8. The system of claim 1, wherein the analysis component is configured to associate the object with at least two random variables to determine the relevance of the object: a hidden variable representing the actual label and an observable variable representing the observed label.

9. The system of claim 1, wherein the output component is configured to rank the relevance of the object with respect to another object, and to output the relevance of the object and the relevance of the other object in an arrangement according to their respective rankings.

10. One or more computer readable storage media comprising computer executable instructions that, when executed by a computer processor, direct the computer processor to perform operations including:

learning at least two modeling parameters for a graphical model by maximizing a log likelihood of a set of training data;

modeling noise in the set of training data with the graphical model based in part on the at least two modeling parameters;

modeling a ranking function for the training data with the graphical model;

receiving a relevance query from a user regarding a document;

determining a ranked relevance of the document based on the graphical model and the query; and

outputting the ranked relevance of the document to the user.

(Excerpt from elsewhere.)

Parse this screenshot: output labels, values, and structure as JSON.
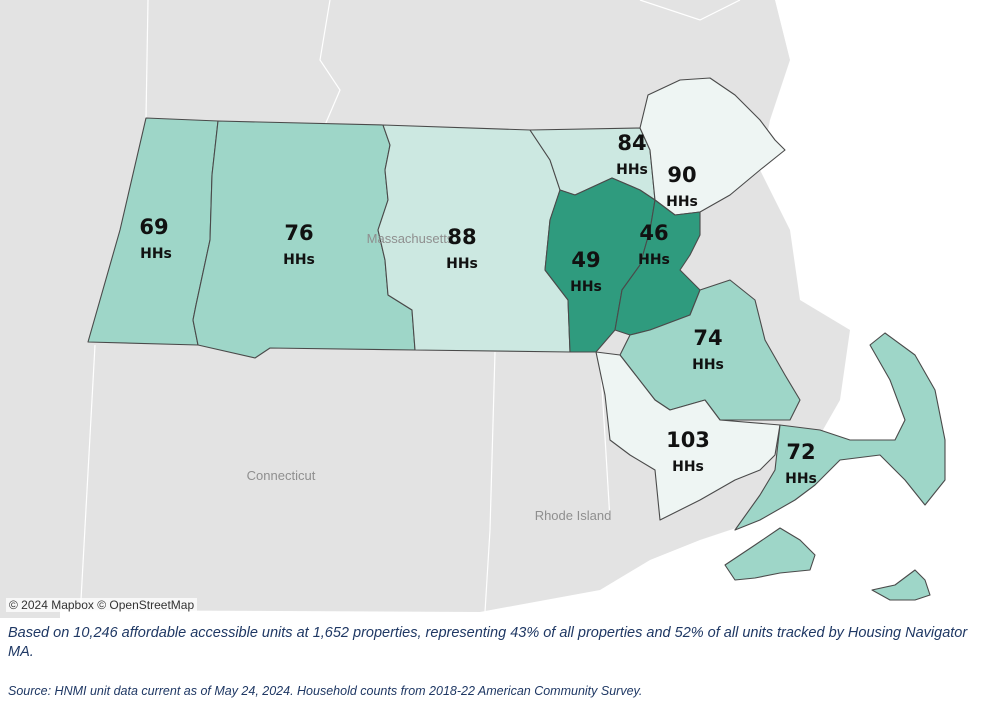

11. The one or more computer readable storage media of claim 10, wherein the maximizing a log likelihood of the set of training data includes iterating an expectation maximization (EM) technique on the set of training data until the iterations converge.

12. The one or more computer readable storage media of claim 10, wherein the graphical model is configured to capture (1) a conditional dependency of an actual label of the document on the features of the document, and (2) a conditional dependency of an observed label of the document on the actual label of the document.

13. The one or more computer readable storage media of claim 12, wherein the graphical model is configured to distinguish the actual label of the document from the observed label of the document, the graphical model being configured to model noise based on the query.

14. A computer implemented method of determining a relevance of a document, the method comprising:

receiving a set of training data for a machine learning technique;

learning a modeling parameter for a graphical model by maximizing a log likelihood of the training data;

modeling noise in the training data with the graphical model based in part on the modeling parameter;

modeling a ranking function for the training data with the graphical model;

determining a relevance of the document based on the graphical model; and

outputting the relevance of the document.

15. The method of claim 14, wherein the training data comprises a set of queries, each of the queries being associated to a set of documents.

16. The method of claim 14, wherein the modeling parameter represents a weight of a feature of the document.

17. The method of claim 14, wherein the modeling parameter represents a degree of noise in a proposed relevance of a document, the modeling parameter being dependent on a query associated to the document.

18. The method of claim 14, wherein the maximizing comprises iteratively performing operations of:

estimating an expected value of the log likelihood of the training data with respect to a probability of the relevance of the document, given feature vectors of the document, a proposed relevance of the document, and an estimate of the modeling parameter; and

selecting a modeling parameter that maximizes the expected value of the log likelihood.

19. The method of claim 14, further comprising updating the modeling parameter using a gradient assent technique.

20. The method of claim 14, further comprising inferring a relevance of the document by maximizing a probability of the relevance of the document, given a feature vector of the document and a weight of the feature vector.

21. The method of claim 20, wherein the probability of the relevance of the document given the feature vector is based on a pairwise preference between the document and another document.